MINIFICPP-681 - Add content hash processor #445

arpadboda · 2018-11-20T12:11:03Z

Thank you for submitting a contribution to Apache NiFi - MiNiFi C++.

In order to streamline the review of the contribution we ask you
to ensure the following steps have been taken:

For all changes:

Is there a JIRA ticket associated with this PR? Is it referenced
in the commit message?
Does your PR title start with MINIFICPP-XXXX where XXXX is the JIRA number you are trying to resolve? Pay particular attention to the hyphen "-" character.
Has your PR been rebased against the latest commit within the target branch (typically master)?
Is your initial contribution a single, squashed commit?

For code changes:

If adding new dependencies to the code, are these dependencies licensed in a way that is compatible for inclusion under ASF 2.0?
If applicable, have you updated the LICENSE file?
If applicable, have you updated the NOTICE file?

For documentation related changes:

Have you ensured that format looks appropriate for the output in which it is rendered?

Note:

Please ensure that once the PR is submitted, you check travis-ci for build issues and submit an update to your PR as soon as possible.

phrocker · 2018-11-21T16:31:14Z

taking a look.

PROCESSORS.md

libminifi/include/processors/ContentHash.h

libminifi/src/processors/ContentHash.cpp

phrocker · 2018-11-21T16:39:59Z

libminifi/include/processors/ContentHash.h

+    ret_val.first = digestToString(digest, SHA_DIGEST_LENGTH);
+    return ret_val;
+  }
+


Can these functions be combined to reduce duplication?

Honestly I wanted to do but failed, given the digest, the init and the fine calls, moreover the digest length const all differ.
The header file is pure C, some tempalte magic there could easily help to reduce code duplication here, but I don't think we should do that and add it here. Maybe to a util file, but definitely not to a processor.

phrocker · 2018-11-21T17:04:54Z

libminifi/src/processors/ContentHash.cpp

+  // Erase '-' to make sha-256 and sha-2 work, too
+  algoName.erase(std::remove(algoName.begin(), algoName.end(), '-'), algoName.end());
+
+  // This throws in case algo is not found, but that's fine


Might the code above be less duplicative with a simple if statement here?

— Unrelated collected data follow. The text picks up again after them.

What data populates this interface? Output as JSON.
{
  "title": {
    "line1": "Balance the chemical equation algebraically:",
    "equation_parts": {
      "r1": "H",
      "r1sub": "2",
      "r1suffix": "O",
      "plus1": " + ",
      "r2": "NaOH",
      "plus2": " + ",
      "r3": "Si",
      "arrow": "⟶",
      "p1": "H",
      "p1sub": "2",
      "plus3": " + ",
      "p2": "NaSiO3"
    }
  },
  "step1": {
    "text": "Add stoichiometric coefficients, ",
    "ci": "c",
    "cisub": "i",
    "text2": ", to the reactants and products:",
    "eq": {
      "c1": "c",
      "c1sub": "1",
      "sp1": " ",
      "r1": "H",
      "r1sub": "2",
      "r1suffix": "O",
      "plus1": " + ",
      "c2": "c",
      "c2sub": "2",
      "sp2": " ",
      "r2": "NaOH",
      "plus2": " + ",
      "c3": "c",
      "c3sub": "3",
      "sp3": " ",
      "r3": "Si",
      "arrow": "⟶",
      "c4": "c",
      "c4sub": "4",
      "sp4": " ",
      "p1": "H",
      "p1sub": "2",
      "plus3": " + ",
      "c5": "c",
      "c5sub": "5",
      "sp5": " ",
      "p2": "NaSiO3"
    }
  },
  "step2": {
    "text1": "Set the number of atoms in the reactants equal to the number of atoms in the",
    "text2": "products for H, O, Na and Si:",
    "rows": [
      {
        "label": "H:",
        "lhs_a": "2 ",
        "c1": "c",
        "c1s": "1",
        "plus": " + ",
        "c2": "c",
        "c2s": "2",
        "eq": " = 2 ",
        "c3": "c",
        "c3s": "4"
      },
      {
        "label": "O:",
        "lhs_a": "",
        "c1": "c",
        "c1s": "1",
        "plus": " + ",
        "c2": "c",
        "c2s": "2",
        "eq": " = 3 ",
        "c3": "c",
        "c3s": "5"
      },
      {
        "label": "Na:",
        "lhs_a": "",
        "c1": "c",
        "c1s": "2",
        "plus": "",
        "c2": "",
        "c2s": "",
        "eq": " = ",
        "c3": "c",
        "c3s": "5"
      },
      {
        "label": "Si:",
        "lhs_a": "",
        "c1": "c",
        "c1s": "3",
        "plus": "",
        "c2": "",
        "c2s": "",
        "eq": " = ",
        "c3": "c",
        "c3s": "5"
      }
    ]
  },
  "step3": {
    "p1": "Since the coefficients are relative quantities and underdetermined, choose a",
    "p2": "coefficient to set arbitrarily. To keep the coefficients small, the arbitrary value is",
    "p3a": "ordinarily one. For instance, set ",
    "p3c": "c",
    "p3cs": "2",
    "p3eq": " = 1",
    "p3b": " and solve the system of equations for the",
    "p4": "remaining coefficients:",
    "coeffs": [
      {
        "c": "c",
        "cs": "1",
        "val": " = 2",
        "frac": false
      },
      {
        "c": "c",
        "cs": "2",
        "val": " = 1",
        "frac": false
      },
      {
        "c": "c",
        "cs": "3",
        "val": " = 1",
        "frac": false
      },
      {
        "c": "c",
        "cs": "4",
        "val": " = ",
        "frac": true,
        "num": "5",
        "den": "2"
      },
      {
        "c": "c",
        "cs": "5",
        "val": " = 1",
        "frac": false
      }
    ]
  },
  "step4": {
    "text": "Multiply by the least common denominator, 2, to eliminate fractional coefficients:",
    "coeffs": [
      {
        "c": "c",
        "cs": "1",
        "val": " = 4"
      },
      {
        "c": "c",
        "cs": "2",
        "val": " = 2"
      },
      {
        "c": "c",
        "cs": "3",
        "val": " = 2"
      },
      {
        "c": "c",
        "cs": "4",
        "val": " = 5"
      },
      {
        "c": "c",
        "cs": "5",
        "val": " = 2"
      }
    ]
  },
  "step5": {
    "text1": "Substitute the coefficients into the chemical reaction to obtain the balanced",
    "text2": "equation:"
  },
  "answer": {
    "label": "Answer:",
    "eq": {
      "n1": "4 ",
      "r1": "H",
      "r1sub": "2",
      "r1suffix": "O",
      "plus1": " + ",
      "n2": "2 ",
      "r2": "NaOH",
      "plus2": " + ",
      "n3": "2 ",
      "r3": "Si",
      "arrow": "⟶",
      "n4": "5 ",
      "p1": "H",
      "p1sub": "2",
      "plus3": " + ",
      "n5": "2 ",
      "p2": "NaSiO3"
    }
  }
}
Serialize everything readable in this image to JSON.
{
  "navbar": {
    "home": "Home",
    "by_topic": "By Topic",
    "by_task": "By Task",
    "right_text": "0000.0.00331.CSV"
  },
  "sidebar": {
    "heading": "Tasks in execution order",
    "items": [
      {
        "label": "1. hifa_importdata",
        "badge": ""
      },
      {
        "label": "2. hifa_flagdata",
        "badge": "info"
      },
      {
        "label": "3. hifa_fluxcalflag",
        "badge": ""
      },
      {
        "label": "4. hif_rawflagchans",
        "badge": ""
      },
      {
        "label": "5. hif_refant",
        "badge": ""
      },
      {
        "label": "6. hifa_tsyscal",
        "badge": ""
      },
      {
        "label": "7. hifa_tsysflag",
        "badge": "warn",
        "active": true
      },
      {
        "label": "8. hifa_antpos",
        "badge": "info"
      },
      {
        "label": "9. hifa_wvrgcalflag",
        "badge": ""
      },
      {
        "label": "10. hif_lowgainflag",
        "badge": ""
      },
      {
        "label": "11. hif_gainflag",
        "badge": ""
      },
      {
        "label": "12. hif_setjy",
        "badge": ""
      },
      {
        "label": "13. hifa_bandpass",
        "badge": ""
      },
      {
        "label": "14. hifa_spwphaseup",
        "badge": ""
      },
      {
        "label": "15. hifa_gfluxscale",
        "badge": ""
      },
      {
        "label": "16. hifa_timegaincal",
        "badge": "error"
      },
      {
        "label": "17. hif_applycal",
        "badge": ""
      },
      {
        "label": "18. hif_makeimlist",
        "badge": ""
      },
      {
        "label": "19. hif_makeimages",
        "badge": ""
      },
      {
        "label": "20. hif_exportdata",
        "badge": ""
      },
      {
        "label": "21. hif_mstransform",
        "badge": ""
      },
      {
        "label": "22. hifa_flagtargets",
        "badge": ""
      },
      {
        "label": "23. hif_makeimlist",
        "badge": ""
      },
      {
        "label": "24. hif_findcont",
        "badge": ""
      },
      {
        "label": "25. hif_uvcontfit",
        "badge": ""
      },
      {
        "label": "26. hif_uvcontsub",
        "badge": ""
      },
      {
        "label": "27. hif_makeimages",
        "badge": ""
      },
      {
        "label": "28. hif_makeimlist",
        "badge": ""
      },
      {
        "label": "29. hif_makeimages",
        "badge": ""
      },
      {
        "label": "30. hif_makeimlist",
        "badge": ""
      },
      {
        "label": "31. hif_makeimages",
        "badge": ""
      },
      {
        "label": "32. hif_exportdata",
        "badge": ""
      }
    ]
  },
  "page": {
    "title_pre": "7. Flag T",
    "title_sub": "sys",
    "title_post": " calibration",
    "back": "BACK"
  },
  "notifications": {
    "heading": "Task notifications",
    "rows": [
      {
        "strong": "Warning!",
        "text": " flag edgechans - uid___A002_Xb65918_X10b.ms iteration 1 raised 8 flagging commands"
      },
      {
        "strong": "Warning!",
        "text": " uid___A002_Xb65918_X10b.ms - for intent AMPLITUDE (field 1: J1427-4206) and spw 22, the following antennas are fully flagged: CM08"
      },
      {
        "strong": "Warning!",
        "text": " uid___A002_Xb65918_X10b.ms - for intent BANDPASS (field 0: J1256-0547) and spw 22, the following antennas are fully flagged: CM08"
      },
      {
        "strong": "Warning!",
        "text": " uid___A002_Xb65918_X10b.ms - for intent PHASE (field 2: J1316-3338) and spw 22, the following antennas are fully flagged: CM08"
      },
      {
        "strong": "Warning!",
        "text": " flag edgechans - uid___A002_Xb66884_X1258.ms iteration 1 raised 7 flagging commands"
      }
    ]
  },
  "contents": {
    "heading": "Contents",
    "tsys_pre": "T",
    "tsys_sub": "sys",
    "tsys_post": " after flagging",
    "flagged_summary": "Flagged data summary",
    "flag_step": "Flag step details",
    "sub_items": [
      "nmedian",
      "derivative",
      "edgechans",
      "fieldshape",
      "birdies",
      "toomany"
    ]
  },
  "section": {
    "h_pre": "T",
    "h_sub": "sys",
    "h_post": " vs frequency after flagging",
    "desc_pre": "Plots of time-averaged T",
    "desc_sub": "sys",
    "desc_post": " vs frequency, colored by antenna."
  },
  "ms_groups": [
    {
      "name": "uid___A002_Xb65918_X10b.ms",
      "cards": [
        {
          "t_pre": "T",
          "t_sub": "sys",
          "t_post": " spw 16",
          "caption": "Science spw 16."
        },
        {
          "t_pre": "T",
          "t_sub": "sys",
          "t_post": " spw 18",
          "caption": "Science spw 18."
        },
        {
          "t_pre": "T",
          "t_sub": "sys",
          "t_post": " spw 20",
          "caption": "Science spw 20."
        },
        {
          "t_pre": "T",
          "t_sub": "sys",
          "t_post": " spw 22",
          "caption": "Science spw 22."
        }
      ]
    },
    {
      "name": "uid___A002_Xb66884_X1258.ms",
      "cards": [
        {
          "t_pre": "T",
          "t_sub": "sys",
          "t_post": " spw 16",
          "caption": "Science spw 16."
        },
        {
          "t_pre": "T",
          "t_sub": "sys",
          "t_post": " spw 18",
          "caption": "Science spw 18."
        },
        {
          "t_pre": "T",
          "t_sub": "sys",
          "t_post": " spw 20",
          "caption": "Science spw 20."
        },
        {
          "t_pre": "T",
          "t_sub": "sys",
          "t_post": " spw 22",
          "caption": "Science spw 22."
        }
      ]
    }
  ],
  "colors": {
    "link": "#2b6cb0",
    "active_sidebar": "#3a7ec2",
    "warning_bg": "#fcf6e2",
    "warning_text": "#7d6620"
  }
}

phrocker · 2018-11-21T17:08:28Z

libminifi/src/processors/ContentHash.cpp

+  // Erase '-' to make sha-256 and sha-2 work, too
+  algoName.erase(std::remove(algoName.begin(), algoName.end(), '-'), algoName.end());
+
+  // This throws in case algo is not found, but that's fine


Curious about the comment, "This throws in case algo is not found, but that's fine" What do you mean by "that's fine?"
That would cause a rollback, which may then put back pressure on the flow. This may not be desired. It doesn't allow the user to gracefully deal with the failure relationship. Might there be a way to deal with this such that failure is a condition we can account for in our relationships?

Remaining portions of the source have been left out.